Thursday, September 13, 2012

ROCKETS' RED GLARE


by Sarah Walton

A streak of red, sputtering light tore into the darkening sky. 

Was it fireworks? Was there a wedding taking place on the ridge above the Druze town of Masadé?

Suddenly across the ridge tanks and APCs (Automated Personnel Carriers) appeared, barreling along, throwing clouds of dust into the dusk. Then, a blast of light from one of the tank cannons and a loud boom.

No, it wasn’t fireworks; it wasn’t a wedding. It was the Golani Brigade “maneuvers.” 

In other words, it was just another tense day on the Golan Heights of Israel, a few kilometers from the border with Syria. With threats coming from Hezbollah in Lebanon, to “conquer” the entire Galilee, civil war and genocide in Syria and rockets from Gaza raining down on southern Israeli towns, the Israeli Defense Forces (IDF) were now on a sort of perpetual high alert, along several borders.

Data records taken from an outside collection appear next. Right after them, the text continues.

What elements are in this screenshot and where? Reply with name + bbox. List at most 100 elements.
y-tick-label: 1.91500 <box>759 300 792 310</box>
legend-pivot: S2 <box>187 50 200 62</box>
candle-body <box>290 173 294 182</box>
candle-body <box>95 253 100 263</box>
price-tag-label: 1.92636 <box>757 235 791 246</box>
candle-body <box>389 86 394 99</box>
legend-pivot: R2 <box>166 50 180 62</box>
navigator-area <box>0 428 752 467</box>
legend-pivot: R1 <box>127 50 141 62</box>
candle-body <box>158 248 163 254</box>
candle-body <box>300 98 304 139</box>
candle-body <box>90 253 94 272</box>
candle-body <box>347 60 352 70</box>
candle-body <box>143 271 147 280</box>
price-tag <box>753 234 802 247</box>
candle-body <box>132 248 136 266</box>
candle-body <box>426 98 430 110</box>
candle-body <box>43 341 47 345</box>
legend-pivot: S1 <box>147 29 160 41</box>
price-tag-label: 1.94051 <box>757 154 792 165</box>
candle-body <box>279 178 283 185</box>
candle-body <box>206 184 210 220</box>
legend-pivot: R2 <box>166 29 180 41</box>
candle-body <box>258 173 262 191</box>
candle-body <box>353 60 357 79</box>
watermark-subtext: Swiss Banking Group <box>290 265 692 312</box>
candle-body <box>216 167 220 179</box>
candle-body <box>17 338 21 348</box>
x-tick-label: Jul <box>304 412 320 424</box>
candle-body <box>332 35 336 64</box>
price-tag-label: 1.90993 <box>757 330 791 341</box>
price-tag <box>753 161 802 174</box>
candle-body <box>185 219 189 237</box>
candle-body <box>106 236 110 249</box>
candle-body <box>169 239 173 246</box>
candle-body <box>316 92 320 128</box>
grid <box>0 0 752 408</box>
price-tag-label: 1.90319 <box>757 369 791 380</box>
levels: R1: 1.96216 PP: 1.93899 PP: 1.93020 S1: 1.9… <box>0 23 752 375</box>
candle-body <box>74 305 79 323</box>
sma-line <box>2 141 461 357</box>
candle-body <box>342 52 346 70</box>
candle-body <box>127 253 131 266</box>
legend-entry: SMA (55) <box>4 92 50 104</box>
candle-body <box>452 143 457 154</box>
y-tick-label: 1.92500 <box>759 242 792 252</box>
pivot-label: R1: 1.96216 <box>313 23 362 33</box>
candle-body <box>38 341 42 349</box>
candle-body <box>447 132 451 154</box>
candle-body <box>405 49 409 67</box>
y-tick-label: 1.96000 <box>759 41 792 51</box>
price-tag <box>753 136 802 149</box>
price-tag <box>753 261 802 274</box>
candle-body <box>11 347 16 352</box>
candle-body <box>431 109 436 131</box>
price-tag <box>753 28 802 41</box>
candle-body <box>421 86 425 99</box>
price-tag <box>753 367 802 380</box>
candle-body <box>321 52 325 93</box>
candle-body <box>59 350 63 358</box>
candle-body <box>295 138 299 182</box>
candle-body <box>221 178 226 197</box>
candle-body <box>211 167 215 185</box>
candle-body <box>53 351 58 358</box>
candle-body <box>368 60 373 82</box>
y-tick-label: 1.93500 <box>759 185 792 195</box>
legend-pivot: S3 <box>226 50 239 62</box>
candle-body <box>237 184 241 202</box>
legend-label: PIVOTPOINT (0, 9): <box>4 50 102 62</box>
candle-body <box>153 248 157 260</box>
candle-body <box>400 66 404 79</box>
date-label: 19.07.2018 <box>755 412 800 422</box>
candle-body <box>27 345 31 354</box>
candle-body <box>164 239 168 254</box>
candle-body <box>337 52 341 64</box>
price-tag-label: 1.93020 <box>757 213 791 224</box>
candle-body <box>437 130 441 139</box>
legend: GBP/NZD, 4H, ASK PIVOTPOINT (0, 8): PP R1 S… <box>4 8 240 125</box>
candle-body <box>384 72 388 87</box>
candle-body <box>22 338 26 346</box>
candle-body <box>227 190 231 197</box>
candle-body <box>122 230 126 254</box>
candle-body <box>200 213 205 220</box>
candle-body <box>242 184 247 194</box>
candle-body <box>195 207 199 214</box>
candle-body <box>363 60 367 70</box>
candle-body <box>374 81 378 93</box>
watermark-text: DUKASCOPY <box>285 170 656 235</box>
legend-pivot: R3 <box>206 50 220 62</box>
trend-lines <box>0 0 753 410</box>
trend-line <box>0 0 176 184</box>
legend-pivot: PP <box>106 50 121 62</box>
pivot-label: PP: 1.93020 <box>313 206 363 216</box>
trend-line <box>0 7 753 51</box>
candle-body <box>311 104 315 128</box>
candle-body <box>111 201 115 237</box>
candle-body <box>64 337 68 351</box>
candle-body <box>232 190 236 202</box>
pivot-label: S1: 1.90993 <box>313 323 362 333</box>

This is life ... in Israel.

I have lived in the state of New York for half a century, and nearly every summer I have seen military convoys wending their way up the New York Thruway, to training areas deep in the Adirondack Mountains. 

The passage of the convoys was as close as I got to seeing “military action!”

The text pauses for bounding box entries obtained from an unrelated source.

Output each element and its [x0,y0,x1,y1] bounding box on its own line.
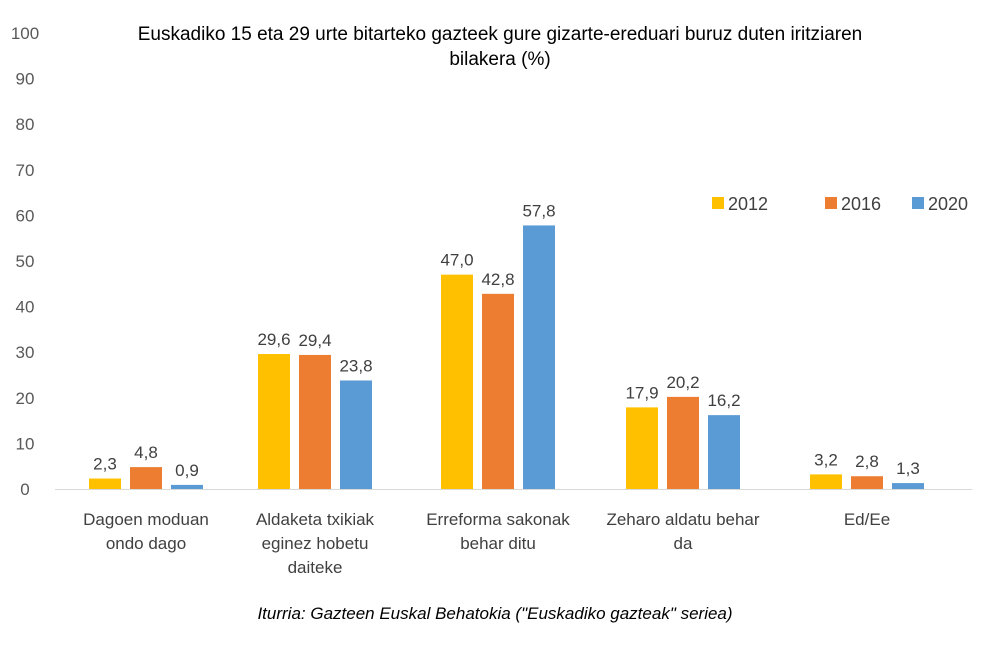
y-tick-label: 20 [16,389,35,408]
chart-source: Iturria: Gazteen Euskal Behatokia ("Eusk… [257,604,733,623]
x-category-label: da [674,534,693,553]
bar-2016 [299,354,331,489]
y-tick-label: 80 [16,115,35,134]
x-category-label: ondo dago [106,534,186,553]
data-label: 42,8 [481,270,514,289]
data-label: 3,2 [814,450,838,469]
bar-2020 [171,484,203,489]
bar-2020 [892,483,924,489]
bar-2020 [523,225,555,489]
bar-2012 [626,407,658,489]
legend-label: 2012 [728,194,768,214]
y-tick-label: 30 [16,343,35,362]
legend-swatch-2020 [912,197,924,209]
bar-2016 [667,396,699,489]
bar-2020 [340,380,372,489]
data-label: 2,3 [93,455,117,474]
legend-swatch-2012 [712,197,724,209]
data-label: 29,6 [257,330,290,349]
data-label: 29,4 [298,331,331,350]
chart-title: Euskadiko 15 eta 29 urte bitarteko gazte… [137,24,863,70]
data-label: 57,8 [522,201,555,220]
y-tick-label: 70 [16,161,35,180]
data-label: 1,3 [896,459,920,478]
bar-2016 [130,467,162,489]
legend-swatch-2016 [825,197,837,209]
bar-2020 [708,415,740,489]
legend-label: 2020 [928,194,968,214]
y-tick-label: 90 [16,70,35,89]
x-category-label: Ed/Ee [844,510,890,529]
bar-2016 [482,293,514,489]
data-label: 17,9 [625,383,658,402]
bar-2012 [89,478,121,489]
data-label: 2,8 [855,452,879,471]
x-category-label: Dagoen moduan [83,510,209,529]
y-tick-label: 10 [16,434,35,453]
x-category-label: Zeharo aldatu behar [606,510,759,529]
x-category-label: Erreforma sakonak [426,510,570,529]
bar-2012 [258,354,290,489]
x-category-label: daiteke [288,558,343,577]
bar-2016 [851,476,883,489]
y-tick-label: 60 [16,206,35,225]
data-label: 0,9 [175,461,199,480]
x-category-label: Aldaketa txikiak [256,510,375,529]
data-label: 23,8 [339,356,372,375]
y-tick-label: 100 [11,24,39,43]
x-category-label: behar ditu [460,534,536,553]
data-label: 4,8 [134,443,158,462]
y-tick-label: 50 [16,252,35,271]
y-tick-label: 0 [20,480,29,499]
bar-2012 [810,474,842,489]
data-label: 47,0 [440,251,473,270]
x-category-label: eginez hobetu [262,534,369,553]
data-label: 16,2 [707,391,740,410]
bar-2012 [441,274,473,489]
y-tick-label: 40 [16,298,35,317]
data-label: 20,2 [666,373,699,392]
legend-label: 2016 [841,194,881,214]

But watching simulated war and hearing the constant boom and buzz of artillery and helicopters is an everyday thing up here in the northern Golan Heights. There are at least four or five training areas within 10 or 20 kilometers of Kibbutz El-Rom where our younger son lives.

The state of Israel is roughly the size of New Jersey. Imagine, if you will, what life in Trenton, Newark or Hoboken would be like if the states of New York and Pennsylvania had vowed to wipe out New Jersey!

First of all, Giants Stadium and the whole Meadowlands area would be a military staging and training area. Tanks would be lined up next to rocket batteries, their muzzles pointing at the New York City skyline.

The bridges connecting Jersey to New York (including the borough of Staten Island) would all have armed checkpoints on each end of the bridges. Few people from Jersey would be allowed to go into or work in New York. There would be periodic missiles and rockets fired into New Jersey, with threats to demolish the state.

Morristown, Atlantic City and Montclair would be full of bomb shelters. The streets of every town would be filled with young men and women sporting M-16’s and Uzis as they sauntered along, laughing and exchanging quips.

Down in Trenton and other cities near the border with Pennsylvania, the same armed checkpoints and military bases would exist. In Atlantic City and other New Jersey shore towns there would be the periodic attempts to invade New Jersey by “peace” flotillas from Connecticut or Maryland.

There would be no such thing as a volunteer army, since every single young body would  be needed to defend the borders of New Jersey. 

But would there be a New Jersey Symphony if the state were constantly under a kind of siege? Would the cineplexes, night clubs and gambling casinos function as easily and constantly as they do now?

The state of New Jersey, like the rest of the United States, has absolutely no clue as to what life is like in MOST of the rest of the world ... particularly in the Middle East ...  and definitely the state of Israel!